Race Relations Day is observed around the world, annually on March 21 in conjunction with the International Day for the Elimination of Racial Discrimination. The day was initially recognised to commemorate the 69 people – including 10 children – who were killed while peacefully protesting Apartheid laws in Sharpeville in 1960.
“Let us mark this important day by remembering those who died; learn their names and their stories; and honour their lives and their legacies.
We would also call for New Zealanders to take part in the two-minute silence on Friday announced by Prime Minister Jacinda Ardern, Mr Narayanan says.
“In these sad times the strength and the resolve of our community not to give in to hatred has been shown as New Zealanders embrace one another to comfort and console,” Mr Narayanan says.
"People of all cultures and faiths have come together to show their grief in this difficult time, with an outpouring of solidarity and unity with our Muslim brothers and sisters.
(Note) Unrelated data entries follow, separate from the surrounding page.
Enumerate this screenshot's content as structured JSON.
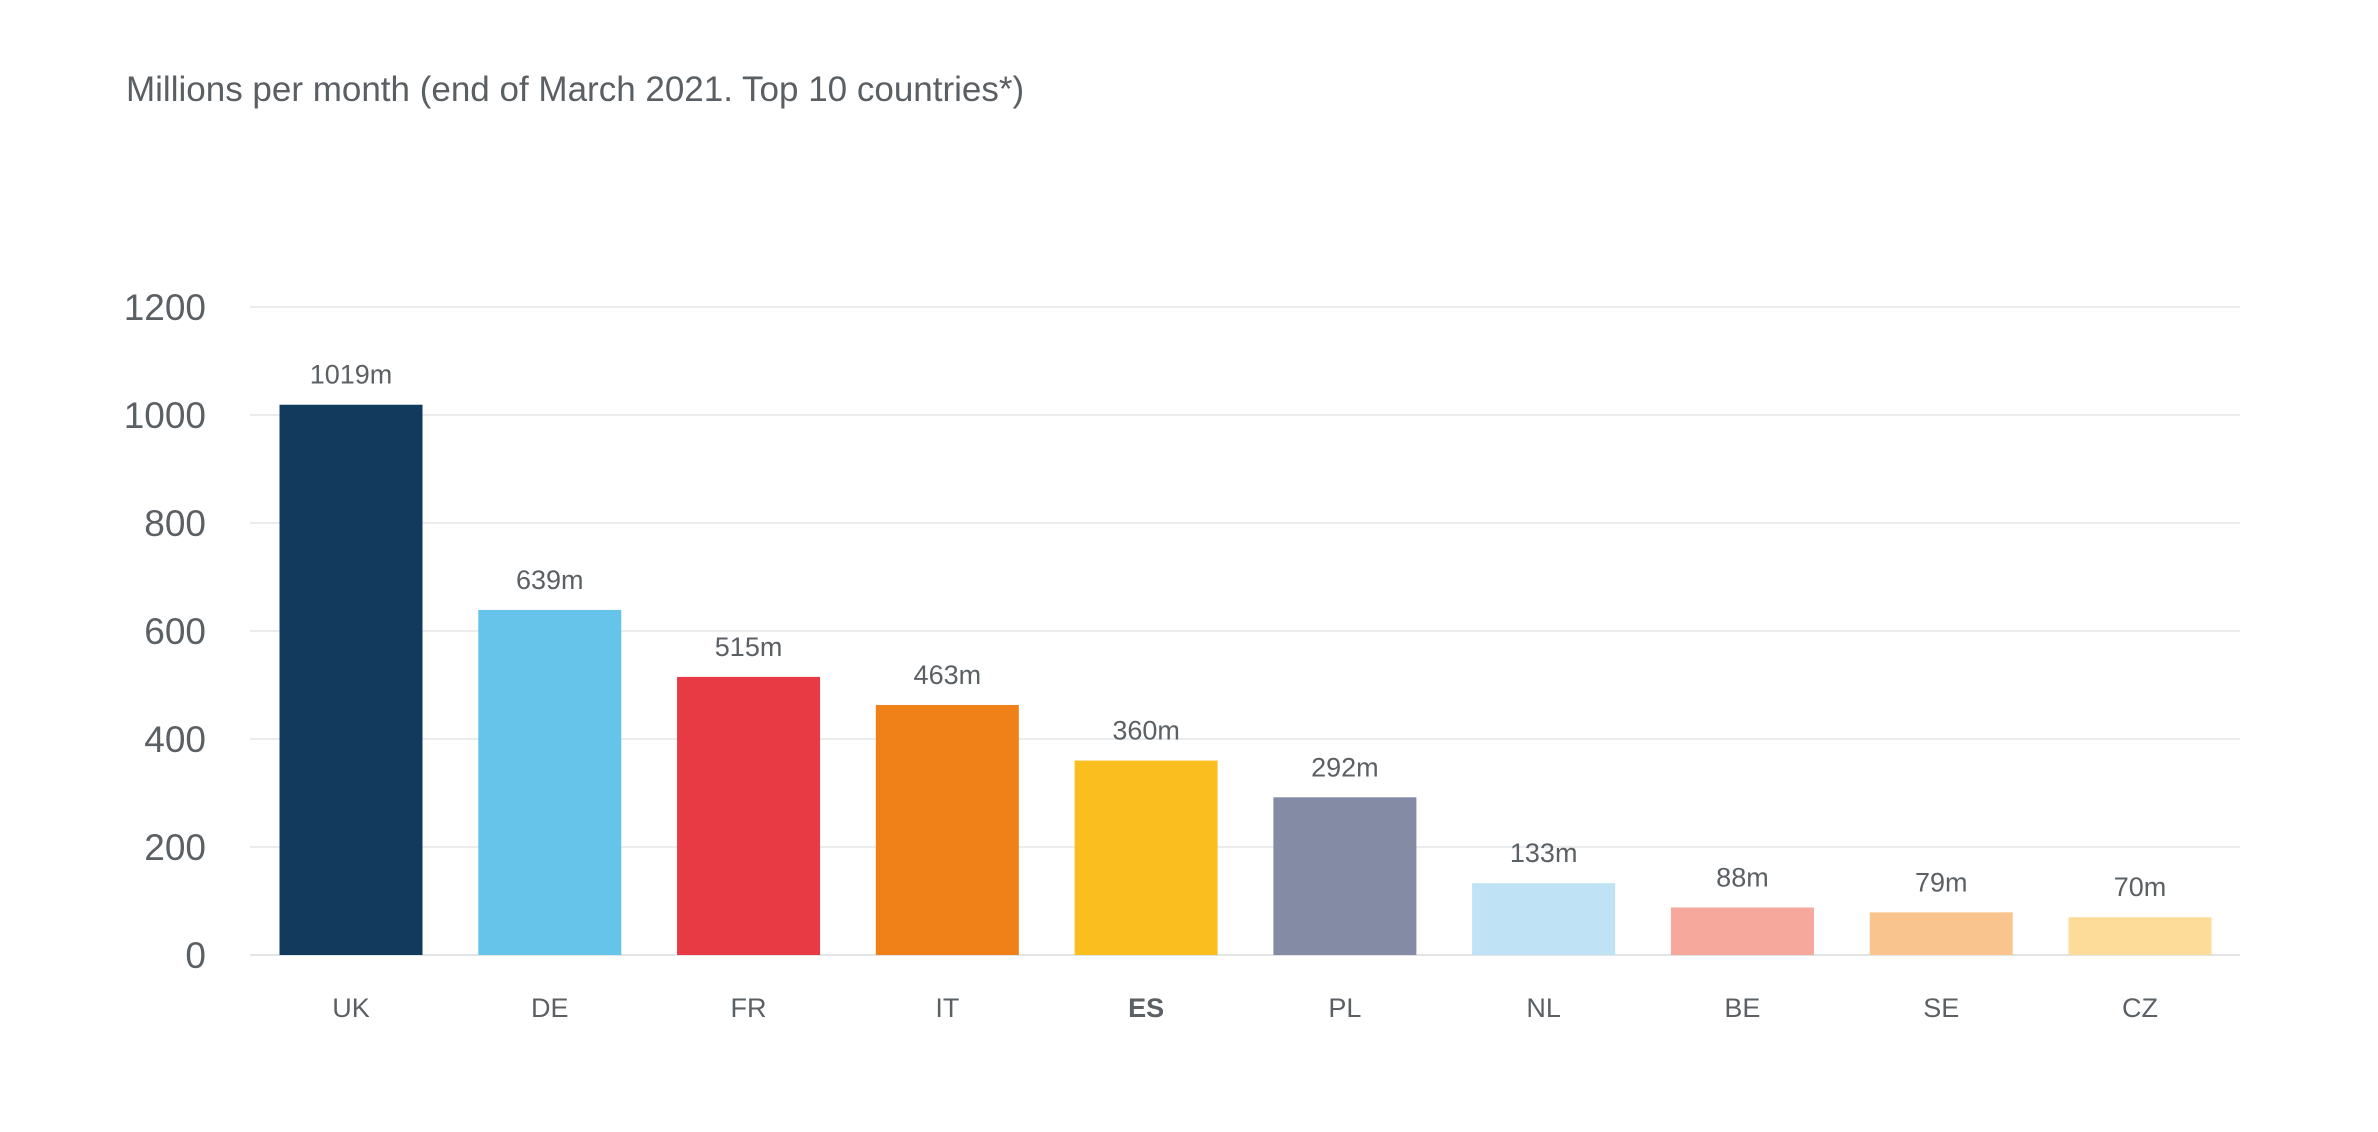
{
  "chart_data": {
    "type": "bar",
    "title": "Millions per month (end of March 2021. Top 10 countries*)",
    "xlabel": "",
    "ylabel": "",
    "ylim": [
      0,
      1200
    ],
    "yticks": [
      "0",
      "200",
      "400",
      "600",
      "800",
      "1000",
      "1200"
    ],
    "grid": true,
    "categories": [
      "UK",
      "DE",
      "FR",
      "IT",
      "ES",
      "PL",
      "NL",
      "BE",
      "SE",
      "CZ"
    ],
    "values": [
      1019,
      639,
      515,
      463,
      360,
      292,
      133,
      88,
      79,
      70
    ],
    "data_labels": [
      "1019m",
      "639m",
      "515m",
      "463m",
      "360m",
      "292m",
      "133m",
      "88m",
      "79m",
      "70m"
    ],
    "bold_categories": [
      "ES"
    ],
    "colors": [
      "#113a5c",
      "#66c3ea",
      "#e83a45",
      "#ef8118",
      "#fbbe1f",
      "#838ba5",
      "#bfe2f5",
      "#f5a89b",
      "#fac48f",
      "#fddb98"
    ]
  }
}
"As we remember, it is also a time to reflect on the country we want to build. Becoming a Treaty-based multicultural society will not come without hard work. We must listen to each other and work collectively to make it happen, Mr Narayanan says.
"Let us stand united against racism and hate wherever and whenever we see it."
Chief Human Rights Commissioner, Paul Hunt, called on New Zealanders to take the time to remember this Race Relations Day and connect with each other.
"The theme of this year’s Race Relations Day – ‘O tātou iwi, ō tātou ahurea, ō tātou reo – our people, our cultures, our languages’ – reflects the diversity we need to embrace as we continue the work of building a harmonious society," Mr Hunt says.